Senior vice president, SK Telecom, Korea: “Focusing on the customer experience will be crucial to differentiate RCS services from OTT.”

Dr. Choi, Jin-sung, is senior vice president and head of technology strategy office for SK Telecom, Korea

Dr. Choi, Jin-sung, is senior vice president and head of technology strategy office for SK Telecom, Korea. He is speaking at the CxO operator panel discussion on the opening day of the LTE Asia conference 2012, taking place on the 18-19 September 2012 at the Marina Bay Sands, Singapore. He is also speaking on Day Two about VoLTE, and ahead of the conference we catch up with him to learn more about SK Telekom’s progress on this important LTE technology.

What have been the main developments and major milestones for you over the last 12 months with regards to LTE?

SK Telecom brought about a paradigm shift in the mobile telecommunications industry by securing number one competitiveness in LTE in terms of network coverage (with 99 per cent population coverage), quality and speed. The LTE coverage and performance is similar to that of the company’s 3G mobile service and it was achieved in just a year-and-a-half since the launch of its commercial LTE service.

The company was able to achieve remarkable milestones by delivering differentiated value to its customers through the development and application of cutting-edge LTE technologies such as Advanced SCAN, Femto and Multi Carrier. SK Telecom has signed up over 3.5 million LTE subscribers in just one year after starting LTE service to become the world’s second largest LTE service provider, while firmly establishing itself as the LTE market leader in Korea playing a key role in the spread and popularisation of LTE.

What are the key advantages VoLTE will bring to the table and what are the challenges?

VoLTE is an all-IP based premium communications service that offers both voice and video services characterized by seamless in-call voice-to-video call switching and content sharing by linking to RCS services.

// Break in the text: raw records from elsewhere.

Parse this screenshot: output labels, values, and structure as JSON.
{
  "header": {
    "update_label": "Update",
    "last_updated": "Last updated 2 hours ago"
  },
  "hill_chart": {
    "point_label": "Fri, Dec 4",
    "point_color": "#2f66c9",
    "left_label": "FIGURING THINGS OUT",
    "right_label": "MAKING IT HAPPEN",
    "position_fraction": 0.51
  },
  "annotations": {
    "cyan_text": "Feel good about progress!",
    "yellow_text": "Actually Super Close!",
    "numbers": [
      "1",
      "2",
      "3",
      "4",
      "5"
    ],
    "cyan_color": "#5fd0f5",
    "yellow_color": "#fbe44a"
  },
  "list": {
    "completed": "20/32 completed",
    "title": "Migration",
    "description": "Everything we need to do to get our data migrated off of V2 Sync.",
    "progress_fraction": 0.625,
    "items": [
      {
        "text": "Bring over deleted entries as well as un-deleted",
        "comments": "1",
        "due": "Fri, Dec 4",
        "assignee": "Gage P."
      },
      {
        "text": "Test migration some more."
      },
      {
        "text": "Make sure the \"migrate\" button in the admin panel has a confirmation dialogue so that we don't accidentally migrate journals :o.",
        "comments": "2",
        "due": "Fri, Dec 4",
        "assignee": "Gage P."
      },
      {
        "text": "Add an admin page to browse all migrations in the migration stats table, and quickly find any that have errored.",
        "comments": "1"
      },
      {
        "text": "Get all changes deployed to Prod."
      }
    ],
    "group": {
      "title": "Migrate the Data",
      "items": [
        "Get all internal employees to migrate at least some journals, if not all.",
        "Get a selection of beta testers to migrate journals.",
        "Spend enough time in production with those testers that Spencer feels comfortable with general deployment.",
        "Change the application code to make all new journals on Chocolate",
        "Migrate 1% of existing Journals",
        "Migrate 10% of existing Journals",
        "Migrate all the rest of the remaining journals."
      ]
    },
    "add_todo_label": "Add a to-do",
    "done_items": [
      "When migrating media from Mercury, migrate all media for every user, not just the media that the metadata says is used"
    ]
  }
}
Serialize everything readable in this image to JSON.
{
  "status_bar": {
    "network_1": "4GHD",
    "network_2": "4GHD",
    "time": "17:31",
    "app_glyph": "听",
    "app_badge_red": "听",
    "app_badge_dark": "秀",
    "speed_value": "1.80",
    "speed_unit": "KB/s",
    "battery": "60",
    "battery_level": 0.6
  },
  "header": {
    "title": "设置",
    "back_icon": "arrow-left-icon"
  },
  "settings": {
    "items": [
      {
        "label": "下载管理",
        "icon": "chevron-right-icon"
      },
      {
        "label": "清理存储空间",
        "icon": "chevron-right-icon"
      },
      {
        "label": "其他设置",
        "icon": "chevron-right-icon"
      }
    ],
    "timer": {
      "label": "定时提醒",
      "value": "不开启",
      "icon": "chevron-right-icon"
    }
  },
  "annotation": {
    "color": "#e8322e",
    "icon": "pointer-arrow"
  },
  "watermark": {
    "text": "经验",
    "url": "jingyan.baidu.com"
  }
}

Through wider bandwidth, it provides faster call connection and better (high-definition) call quality compared to those of 2G/3G circuit-based voice service and OTT mVoIP services.

However, since customers are more sensitive to quality of voice service than that of data service, VoLTE requires the injection of additional resources and technological advancements to provide flawless network coverage and stable call quality. Moreover, operators must also consider measures to make up for decreased revenues from traditional 2G/3G voice services, which is likely to take place with the introduction of VoLTE.

Do you think VoLTE will have an impact and if so, in what time frame?

VoLTE will gain popularity only when it becomes competitive and marketable through stable quality, seamless coverage, attractive price plans, additional services and expanded VoLTE-capable device line-up. Therefore, it is difficult to predict a specific time frame as it will largely depend on the market type, competitive landscape, business strategy and the level of ecosystem maturation. For the time being, most operators are expected to mainly provide CSFB (Circuit Switched Fallback)-based voice service with VoLTE as an optional service.

Will technology such as the IMS based Joyn be able to compete with OTT voice players?

OTT service only enables communication between customers who downloaded the application, whereas RCS services like Joyn allows users to call/chat with and send multimedia contents to any number stored in the phone address book. RCS services’ strength lies in the stability, reliability and security guaranteed by telecommunications companies. Thus, a speedy response focusing on the customer experience will be crucial to differentiate RCS services from OTT services.

How important are small cells to your network roll-out plans?

Going forward, LTE and Wi-Fi networks are expected to handle large volume data. Since it is not easy to secure wideband frequency, small cells such as femtocells and wifi that expand network capacity by supporting efficient data distribution/offloading will become more important.

To what extent are network sharing agreements between operators necessary to make LTE roll-outs affordable?

Since all three mobile carriers in Korea have completed nationwide LTE rollout through fierce competition to gain leadership in the LTE market, the need for network sharing among operators is low. In addition, network sharing is unlikely to take place globally due to LTE frequency fragmentation and intense competition among operators to nurture LTE as their core business.

Is there enough innovation occurring in the mobile network industry? Can you provide some examples?

At present, the mobile industry is witnessing an evolution to 4G LTE, the fastest telecommunications network. High speed networks not only enable fast mobile internet service but also support the advent of more innovative services. For instance, ultra-fast LTE networks will lead to the creation and provision of real-time network games and mobile video streaming services as well as more innovative convergence services like health care and smart learning services.

What are the main challenges you expect to face in the next 12 months?

As SK Telecom has already completed nationwide LTE deployment the main challenges going forward will be to boost its LTE service and to differentiate it in the marketplace by developing many attractive LTE business models and to provide a more stable service through commercialisation of diverse next generation LTE-A technologies. Furthermore, SK Telecom will need to focus on driving the evolution of the ICT industry by cooperating with other ICT players that are continuously developing new and innovative services.